When the injection pulse width (Ti) is calculated, the learning control coefficient Ka is read out from the Ka -table in accordance with the value of engine load L. However, values of Ka are stored at intervals of loads. FIG. 5 shows an interpolation of the Ka -table. At engine loads X1, X2, X3, and X4, updated values Y3 and Y4 (as coefficient K) are stored. When the detected engine load does not coincide with the set loads X1 to X4, coefficient Ka is obtained by linear interpolation. For example, value Y of Ka at engine load X is obtained by the following formula.
Y=((X-X3)/(X4 -X3))×(Y4 -Y3)+Y3
FIG. 6a is a matrix pattern showing the updating probability over 50% and FIG. 6b is a pattern showing the probability over 70% by hatching divisions in the matrix. More particularly, in the hatched range in FIG. 6b, the updating occurs at a probability over 70%. From the figures, it will be seen that the updating probability at extreme engine operating steady states, such as the state at low engine load at high engine speed and at high engine load at low engine speed, is very small. In addition, it is experienced that the difference between the values of the coefficient Ka in adjacent speed ranges is small. Accordingly, it will be understood that the two-dimensional table, in which a single datum is stored at each address, is sufficient for performing the learning control of an engine.
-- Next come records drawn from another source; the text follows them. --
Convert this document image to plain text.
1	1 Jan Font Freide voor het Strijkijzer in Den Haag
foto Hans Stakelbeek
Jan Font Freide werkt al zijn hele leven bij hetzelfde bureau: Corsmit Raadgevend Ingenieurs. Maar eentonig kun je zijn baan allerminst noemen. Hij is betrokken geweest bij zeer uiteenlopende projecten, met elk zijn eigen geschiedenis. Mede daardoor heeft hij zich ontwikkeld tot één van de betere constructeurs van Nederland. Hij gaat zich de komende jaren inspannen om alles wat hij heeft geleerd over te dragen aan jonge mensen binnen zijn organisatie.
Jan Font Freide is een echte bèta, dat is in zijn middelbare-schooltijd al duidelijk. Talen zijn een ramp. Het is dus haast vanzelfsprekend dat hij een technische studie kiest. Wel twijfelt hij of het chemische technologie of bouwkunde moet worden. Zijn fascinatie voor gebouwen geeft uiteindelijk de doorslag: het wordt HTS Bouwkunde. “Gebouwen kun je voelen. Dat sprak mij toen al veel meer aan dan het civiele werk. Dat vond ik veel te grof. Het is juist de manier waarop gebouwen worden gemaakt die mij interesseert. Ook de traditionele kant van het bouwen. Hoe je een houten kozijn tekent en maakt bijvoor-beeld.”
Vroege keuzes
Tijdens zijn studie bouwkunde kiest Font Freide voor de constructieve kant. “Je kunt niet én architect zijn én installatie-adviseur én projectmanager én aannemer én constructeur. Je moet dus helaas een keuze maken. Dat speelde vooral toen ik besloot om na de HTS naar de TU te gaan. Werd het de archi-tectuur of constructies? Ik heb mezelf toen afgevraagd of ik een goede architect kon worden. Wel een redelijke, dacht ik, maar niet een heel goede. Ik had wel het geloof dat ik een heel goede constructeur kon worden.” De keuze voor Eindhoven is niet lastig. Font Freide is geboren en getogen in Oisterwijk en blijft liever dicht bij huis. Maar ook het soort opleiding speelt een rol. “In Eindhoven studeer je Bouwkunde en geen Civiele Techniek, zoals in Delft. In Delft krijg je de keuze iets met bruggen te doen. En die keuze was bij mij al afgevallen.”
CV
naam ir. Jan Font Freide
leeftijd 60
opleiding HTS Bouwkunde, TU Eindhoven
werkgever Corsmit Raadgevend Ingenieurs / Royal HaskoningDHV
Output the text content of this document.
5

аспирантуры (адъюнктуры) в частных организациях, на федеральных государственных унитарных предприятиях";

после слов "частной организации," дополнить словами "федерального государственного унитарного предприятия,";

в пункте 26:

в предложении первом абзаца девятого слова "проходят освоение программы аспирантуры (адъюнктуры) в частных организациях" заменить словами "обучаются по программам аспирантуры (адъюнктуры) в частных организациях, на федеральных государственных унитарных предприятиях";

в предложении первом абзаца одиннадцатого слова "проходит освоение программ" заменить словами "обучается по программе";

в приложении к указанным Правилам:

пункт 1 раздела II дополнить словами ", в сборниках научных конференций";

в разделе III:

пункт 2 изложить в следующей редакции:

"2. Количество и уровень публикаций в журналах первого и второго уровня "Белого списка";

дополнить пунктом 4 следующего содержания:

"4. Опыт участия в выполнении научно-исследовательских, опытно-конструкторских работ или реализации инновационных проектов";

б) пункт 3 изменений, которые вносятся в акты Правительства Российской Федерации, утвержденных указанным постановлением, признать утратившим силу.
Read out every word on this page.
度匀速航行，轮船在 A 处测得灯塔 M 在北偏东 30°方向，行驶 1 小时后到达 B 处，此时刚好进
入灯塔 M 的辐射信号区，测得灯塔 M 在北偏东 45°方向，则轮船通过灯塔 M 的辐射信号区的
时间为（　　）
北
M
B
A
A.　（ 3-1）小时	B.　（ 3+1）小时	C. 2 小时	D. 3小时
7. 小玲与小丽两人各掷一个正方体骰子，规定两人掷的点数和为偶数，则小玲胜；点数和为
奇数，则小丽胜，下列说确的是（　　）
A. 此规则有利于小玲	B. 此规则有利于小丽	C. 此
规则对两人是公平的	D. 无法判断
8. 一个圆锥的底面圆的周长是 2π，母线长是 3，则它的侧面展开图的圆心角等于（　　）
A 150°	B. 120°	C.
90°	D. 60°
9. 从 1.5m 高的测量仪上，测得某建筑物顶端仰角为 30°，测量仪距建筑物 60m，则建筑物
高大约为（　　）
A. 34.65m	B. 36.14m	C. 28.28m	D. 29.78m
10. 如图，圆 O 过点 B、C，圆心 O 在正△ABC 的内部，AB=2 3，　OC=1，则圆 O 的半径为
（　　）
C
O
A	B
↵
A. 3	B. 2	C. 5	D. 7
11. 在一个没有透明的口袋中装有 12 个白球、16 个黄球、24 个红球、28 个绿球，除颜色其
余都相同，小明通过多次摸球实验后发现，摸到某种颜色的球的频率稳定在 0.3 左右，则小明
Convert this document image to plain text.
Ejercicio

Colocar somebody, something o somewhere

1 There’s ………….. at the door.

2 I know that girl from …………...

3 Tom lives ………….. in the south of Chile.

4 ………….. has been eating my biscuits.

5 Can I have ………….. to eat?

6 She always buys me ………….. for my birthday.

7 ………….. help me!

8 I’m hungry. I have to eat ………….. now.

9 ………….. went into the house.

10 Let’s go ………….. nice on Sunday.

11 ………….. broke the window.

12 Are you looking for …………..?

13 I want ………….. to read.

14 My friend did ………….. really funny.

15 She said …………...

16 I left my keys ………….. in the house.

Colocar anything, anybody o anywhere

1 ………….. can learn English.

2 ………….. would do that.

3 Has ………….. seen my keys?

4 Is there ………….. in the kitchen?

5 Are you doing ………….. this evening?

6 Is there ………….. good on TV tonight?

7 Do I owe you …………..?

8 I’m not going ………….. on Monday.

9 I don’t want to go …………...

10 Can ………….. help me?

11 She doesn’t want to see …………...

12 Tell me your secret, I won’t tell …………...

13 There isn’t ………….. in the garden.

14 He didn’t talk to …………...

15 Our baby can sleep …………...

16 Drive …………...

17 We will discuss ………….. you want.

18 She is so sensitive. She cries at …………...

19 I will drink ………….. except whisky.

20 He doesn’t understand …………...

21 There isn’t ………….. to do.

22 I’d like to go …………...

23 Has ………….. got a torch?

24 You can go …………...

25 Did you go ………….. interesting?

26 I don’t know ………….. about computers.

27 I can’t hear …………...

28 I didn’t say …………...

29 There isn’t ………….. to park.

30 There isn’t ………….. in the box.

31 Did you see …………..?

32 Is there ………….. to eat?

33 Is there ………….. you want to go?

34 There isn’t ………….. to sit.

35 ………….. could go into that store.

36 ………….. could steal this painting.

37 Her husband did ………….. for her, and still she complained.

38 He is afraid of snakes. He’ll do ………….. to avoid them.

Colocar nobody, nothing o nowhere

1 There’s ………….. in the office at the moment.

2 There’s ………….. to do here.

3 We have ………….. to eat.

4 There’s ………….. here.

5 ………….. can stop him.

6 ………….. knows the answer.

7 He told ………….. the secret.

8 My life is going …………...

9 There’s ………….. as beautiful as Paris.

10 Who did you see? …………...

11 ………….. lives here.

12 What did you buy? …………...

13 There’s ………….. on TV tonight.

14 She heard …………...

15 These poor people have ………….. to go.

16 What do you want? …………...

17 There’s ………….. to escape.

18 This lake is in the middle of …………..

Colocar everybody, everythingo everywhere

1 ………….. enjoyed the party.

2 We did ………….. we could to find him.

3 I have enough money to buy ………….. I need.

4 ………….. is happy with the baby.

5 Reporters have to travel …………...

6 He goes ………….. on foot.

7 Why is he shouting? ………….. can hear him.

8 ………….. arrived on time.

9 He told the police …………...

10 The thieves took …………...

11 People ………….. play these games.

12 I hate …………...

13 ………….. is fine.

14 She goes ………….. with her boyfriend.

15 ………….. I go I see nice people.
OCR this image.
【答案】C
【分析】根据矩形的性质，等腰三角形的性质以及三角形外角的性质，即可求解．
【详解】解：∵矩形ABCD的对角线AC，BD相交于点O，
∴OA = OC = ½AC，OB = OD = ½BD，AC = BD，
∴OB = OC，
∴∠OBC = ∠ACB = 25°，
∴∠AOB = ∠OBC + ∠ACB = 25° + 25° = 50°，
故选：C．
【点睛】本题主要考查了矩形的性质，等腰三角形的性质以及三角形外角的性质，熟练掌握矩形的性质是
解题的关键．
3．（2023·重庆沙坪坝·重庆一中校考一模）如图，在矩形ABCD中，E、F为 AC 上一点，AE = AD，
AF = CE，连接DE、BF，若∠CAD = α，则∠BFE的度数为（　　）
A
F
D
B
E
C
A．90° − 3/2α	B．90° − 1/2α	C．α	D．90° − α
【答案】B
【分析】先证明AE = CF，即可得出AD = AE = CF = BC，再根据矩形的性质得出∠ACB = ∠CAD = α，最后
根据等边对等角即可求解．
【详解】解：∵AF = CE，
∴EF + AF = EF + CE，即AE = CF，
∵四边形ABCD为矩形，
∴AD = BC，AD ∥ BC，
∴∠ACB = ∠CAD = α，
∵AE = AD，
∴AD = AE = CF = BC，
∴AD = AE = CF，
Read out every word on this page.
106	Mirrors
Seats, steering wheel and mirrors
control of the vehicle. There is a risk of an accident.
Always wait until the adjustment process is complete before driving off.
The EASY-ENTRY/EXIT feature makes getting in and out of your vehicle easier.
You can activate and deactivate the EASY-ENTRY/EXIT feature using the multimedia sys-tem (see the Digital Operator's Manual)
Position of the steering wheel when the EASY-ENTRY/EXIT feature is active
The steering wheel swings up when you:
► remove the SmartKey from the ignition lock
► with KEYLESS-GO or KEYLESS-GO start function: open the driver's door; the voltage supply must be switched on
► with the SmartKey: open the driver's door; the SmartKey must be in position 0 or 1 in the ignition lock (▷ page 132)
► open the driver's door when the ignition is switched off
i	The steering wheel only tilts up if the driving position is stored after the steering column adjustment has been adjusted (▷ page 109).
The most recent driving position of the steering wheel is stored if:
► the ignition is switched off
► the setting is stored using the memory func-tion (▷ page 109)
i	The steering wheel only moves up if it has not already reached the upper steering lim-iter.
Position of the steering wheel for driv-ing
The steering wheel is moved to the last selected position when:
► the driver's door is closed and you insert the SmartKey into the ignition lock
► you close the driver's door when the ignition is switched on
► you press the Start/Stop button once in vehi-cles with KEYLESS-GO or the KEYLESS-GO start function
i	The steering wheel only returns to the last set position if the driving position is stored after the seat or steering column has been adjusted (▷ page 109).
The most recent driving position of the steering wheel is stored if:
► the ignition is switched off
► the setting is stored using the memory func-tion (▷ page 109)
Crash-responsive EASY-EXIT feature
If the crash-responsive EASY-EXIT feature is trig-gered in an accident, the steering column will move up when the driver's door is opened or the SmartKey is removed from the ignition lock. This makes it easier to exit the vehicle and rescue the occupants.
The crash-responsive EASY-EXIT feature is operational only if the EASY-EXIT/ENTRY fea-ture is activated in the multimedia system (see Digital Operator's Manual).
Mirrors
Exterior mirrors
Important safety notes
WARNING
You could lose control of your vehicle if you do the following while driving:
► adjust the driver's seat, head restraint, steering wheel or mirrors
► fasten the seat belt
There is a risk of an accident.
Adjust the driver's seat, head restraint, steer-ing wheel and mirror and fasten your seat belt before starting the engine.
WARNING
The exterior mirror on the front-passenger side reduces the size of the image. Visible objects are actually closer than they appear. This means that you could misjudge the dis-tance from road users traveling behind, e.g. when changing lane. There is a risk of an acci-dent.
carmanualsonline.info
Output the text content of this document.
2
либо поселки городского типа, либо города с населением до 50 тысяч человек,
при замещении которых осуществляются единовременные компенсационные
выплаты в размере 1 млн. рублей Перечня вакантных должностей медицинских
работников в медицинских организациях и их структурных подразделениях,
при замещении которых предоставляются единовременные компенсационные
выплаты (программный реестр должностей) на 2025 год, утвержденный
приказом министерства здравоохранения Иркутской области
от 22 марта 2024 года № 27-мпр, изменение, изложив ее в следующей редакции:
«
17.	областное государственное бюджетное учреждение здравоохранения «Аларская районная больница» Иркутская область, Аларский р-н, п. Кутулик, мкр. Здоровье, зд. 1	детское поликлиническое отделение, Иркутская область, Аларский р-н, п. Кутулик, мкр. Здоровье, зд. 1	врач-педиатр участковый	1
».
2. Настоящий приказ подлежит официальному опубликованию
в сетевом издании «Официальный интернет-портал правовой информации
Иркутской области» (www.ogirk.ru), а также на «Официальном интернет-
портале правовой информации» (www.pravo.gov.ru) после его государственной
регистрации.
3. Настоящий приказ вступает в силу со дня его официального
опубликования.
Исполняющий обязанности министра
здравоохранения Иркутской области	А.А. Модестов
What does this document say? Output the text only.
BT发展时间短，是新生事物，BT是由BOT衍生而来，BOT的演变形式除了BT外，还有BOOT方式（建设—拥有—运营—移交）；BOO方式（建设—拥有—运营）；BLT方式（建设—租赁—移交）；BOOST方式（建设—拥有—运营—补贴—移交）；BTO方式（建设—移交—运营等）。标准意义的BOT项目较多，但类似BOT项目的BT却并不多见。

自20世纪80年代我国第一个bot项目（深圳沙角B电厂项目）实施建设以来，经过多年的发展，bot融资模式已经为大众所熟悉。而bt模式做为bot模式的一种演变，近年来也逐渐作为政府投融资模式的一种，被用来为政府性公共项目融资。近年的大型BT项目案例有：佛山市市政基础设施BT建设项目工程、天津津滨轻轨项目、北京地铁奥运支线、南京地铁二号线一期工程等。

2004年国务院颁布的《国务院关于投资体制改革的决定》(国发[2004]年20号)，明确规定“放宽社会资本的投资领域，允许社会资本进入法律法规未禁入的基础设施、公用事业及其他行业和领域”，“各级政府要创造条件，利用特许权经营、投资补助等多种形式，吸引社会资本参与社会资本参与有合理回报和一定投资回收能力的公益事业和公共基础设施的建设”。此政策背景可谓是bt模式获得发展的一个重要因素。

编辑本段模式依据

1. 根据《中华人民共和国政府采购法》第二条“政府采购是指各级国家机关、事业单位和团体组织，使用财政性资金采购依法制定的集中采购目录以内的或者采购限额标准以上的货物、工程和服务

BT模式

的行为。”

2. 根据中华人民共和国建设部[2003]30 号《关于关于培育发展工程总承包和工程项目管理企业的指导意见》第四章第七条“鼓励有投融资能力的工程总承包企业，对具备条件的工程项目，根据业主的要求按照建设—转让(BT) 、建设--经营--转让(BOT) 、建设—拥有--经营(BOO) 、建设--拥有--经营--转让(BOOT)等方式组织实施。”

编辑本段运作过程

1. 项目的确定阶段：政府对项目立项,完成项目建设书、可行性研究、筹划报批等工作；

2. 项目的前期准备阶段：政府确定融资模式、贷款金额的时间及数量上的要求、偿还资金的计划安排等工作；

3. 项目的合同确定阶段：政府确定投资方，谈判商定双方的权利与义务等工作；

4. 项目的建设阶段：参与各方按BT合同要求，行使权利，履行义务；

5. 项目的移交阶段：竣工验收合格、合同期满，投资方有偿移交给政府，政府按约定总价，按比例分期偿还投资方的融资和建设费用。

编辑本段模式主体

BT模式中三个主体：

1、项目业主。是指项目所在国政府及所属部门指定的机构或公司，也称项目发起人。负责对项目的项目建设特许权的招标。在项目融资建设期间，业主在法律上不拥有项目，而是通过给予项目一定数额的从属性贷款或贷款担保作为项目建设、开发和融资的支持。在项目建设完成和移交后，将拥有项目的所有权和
Thus, in accordance with the present invention, the system controls engine operation with data stored in a memory having a small capacity, whereby the system can be simplified in construction and reduced in size.
While the presently preferred embodiment of the present invention has been shown and described, it is to be understood that this disclosure is for the purpose of illustration and that various changes and modifications may be made without departing from the scope of the invention as set forth in the appended claims.